La dosificación de pastas termoconductoras se convierte, por tanto, en una elección obligada para:
– Automatizar el proceso de montaje.
– Disipar y mantener bajo control la temperatura de los componentes electrónicos.
– Compensar posibles holguras entre las partes.
Estas pastas, denominadas en la jerga técnica Gap Filler, pueden ser monocomponentes o bicomponentes y habitualmente están cargadas con materiales específicos para transmitir el calor de forma eficaz.

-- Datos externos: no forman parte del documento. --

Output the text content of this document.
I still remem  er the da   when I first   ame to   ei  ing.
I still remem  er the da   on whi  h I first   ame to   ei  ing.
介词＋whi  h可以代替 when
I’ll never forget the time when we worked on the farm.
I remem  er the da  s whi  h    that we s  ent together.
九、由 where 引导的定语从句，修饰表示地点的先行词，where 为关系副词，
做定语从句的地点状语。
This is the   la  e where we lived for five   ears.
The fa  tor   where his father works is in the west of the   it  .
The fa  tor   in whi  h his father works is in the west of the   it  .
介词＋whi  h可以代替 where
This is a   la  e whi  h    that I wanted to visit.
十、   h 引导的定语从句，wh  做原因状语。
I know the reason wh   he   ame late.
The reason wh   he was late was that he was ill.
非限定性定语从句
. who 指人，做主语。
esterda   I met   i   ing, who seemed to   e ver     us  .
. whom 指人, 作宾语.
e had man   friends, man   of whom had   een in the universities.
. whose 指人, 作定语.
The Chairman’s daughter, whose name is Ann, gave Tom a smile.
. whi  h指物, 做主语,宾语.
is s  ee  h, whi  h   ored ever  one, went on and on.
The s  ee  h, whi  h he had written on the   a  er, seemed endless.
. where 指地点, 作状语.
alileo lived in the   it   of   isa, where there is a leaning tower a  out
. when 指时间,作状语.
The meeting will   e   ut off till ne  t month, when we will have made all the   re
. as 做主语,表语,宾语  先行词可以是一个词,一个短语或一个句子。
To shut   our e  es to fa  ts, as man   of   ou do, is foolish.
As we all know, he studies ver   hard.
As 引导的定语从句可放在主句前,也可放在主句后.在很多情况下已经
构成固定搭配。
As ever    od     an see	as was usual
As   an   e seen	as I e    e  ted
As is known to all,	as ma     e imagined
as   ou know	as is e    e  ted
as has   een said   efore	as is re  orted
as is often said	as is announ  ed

Los Gap Filler se dosifican con las bombas volumétricas de las series PCP o PDP, garantizando una deposición precisa, regulable y repetible. Para contrarrestar el efecto abrasivo, los rotores están disponibles en carburo o incluso en cerámica, en sustitución del clásico acero inoxidable.
Las aplicaciones más comunes en las que se realizan dosificaciones de pastas termoconductoras son:
– Encapsulado de sensores y sondas de temperatura.
– Disipación de calor en tarjetas electrónicas.
– Gestión térmica en baterías para e-mobility.